Automated Machine Learning for Professionals
Summary: There are a variety of new Automated Machine Learning (AML) platforms emerging that led us recently to ask if we’d be automated and unemployed any time soon. In this article we’ll cover the “Professional AML tools”. They require that you be fluent in R or Python which means that Citizen Data Scientists won’t be using them. They also significantly enhance productivity and reduce the redundant and tedious work that’s part of model building.
Last week we wrote about Automated Machine Learning (AML) and particularly about a breed of platforms that promise One-Click Data-In Model-Out simplicity. These were quite impressive and all but one has been in the market for more than a year, each claiming its measure of success. One of the key characteristics these platforms offer is simplicity that drives two user benefits:
- The ability for trained data scientists to produce quality supervised models quickly, thereby also reducing cost.
- The at least theoretical capability that these tools could be used by much less experienced or even amateur citizen data scientists dramatically expanding the market for these platforms.
What’s worthy of note however is that there are a number of AML packages that rely exclusively on code, both R and Python, that we want to take a look at this week.
The implication of the fact that they require you to code is that it requires expert professional data scientist skills to execute and therefore does not open them up to use by citizen data scientists. Also these are all open source. Let’s call these Professional AML tools.
So although the user interface is not as ‘slick’, if your organization is an R or Python shop then these packages offer the consistency, speed, and economy of the true One-Clicks.
The Middle Way
In our last articles we also noted a number of platform vendors that had selected “a middle way” by which we mean that while several steps were automated, the user was still required to go through several traditional separate procedures.
This platform simplification is also a good thing and perhaps even superior to fully automated machine learning since it requires the user to examine assumptions and processes at each step. However, for purposes of this article we’re looking for applications that are as close to one-click as we can get.
As it turns out there are a number of code-based open source apps that have been developed that address just one or two features of AML. The most popular of these take on one of the most difficult problems which is hyperparameter tuning. These include:
- SMAC and SMAC3 – Sequential Model-based Algorithm Configuration
- RoBO – Robust Bayesian Optimization framework
In addition there is at least one suite of tools, CARET, which although not integrated as one-click, offers a broad range of apps for ‘automating’ many of the separate steps in model creation. CARET is open source in R.

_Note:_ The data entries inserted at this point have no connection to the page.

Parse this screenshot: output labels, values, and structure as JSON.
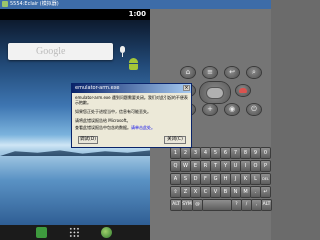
{
  "window": {
    "title": "5554:Eclair (模拟器)"
  },
  "status_bar": {
    "time": "1:00"
  },
  "home": {
    "search_brand": "Google",
    "dock": [
      "phone-icon",
      "all-apps-icon",
      "browser-icon"
    ]
  },
  "dialog": {
    "title": "emulator-arm.exe",
    "lines": [
      "emulator-arm.exe 遇到问题需要关闭。我们对此引起的不便表",
      "示抱歉。",
      "",
      "如果您正处于进程当中，信息有可能丢失。",
      "",
      "请将此错误报告给 Microsoft。",
      "查看此错误报告中包含的数据。"
    ],
    "link_text": "请单击此处。",
    "ok_label": "调试(D)",
    "cancel_label": "关闭(C)"
  },
  "keyboard": {
    "rows": [
      [
        "1",
        "2",
        "3",
        "4",
        "5",
        "6",
        "7",
        "8",
        "9",
        "0"
      ],
      [
        "Q",
        "W",
        "E",
        "R",
        "T",
        "Y",
        "U",
        "I",
        "O",
        "P"
      ],
      [
        "A",
        "S",
        "D",
        "F",
        "G",
        "H",
        "J",
        "K",
        "L",
        "DEL"
      ],
      [
        "⇧",
        "Z",
        "X",
        "C",
        "V",
        "B",
        "N",
        "M",
        ".",
        "↵"
      ],
      [
        "ALT",
        "SYM",
        "@",
        "",
        "?",
        "/",
        ",",
        "ALT"
      ]
    ]
  },
  "colors": {
    "titlebar": "#3d6ca8",
    "dialog_title": "#0a246a",
    "android_green": "#a4c639"
  }
}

Ideally What They Should be Able to Do:
Certainly there are any number of tasks in the creation of predictive models that are more repetitive than creative. We’d like to be able to delegate tasks that are fundamentally repetitive, things that make us wait and waste our time, and tasks that can be built up from reusable routines.
The commercial applications of AML that we examined in our last article could cover the full process. Here on the ‘Professional Tools’ side we might expect and accept a little less integration. But still we want these tools to be able to combine many of the following steps into a single click task after we provide an analytic flat file:
- Preprocess the data. Including cleansing, transforms, imputes, and normalizations as required. Note that we’ve seen some apps that stick with decision trees and their ensemble variants just because they need so little of this.
- Feature engineering and feature selection. OK, it takes a domain expert to do really effective feature engineering but it ought to at least be able bucket categoricals, create some date analyses like ‘time since’ or ‘day of week’, and create ratios from related features.
- Select appropriate algorithms, presumably a fairly large number of primary types that would be run in parallel.
- Optimize the hyperparameters. The more algorithm types selected the more difficult this becomes.
- Run the models including a loop to create some meaningful ensembles.
- Present the results in a manner that allows simplified but accurate comparison and selection of a champion model.
- Deploy: Provide a reasonably easy method of exporting code or at least an API for scoring and implementation in operational systems.
If it seems like we’re asking for a lot, and we are, then we should also be specific about what we’re not expecting.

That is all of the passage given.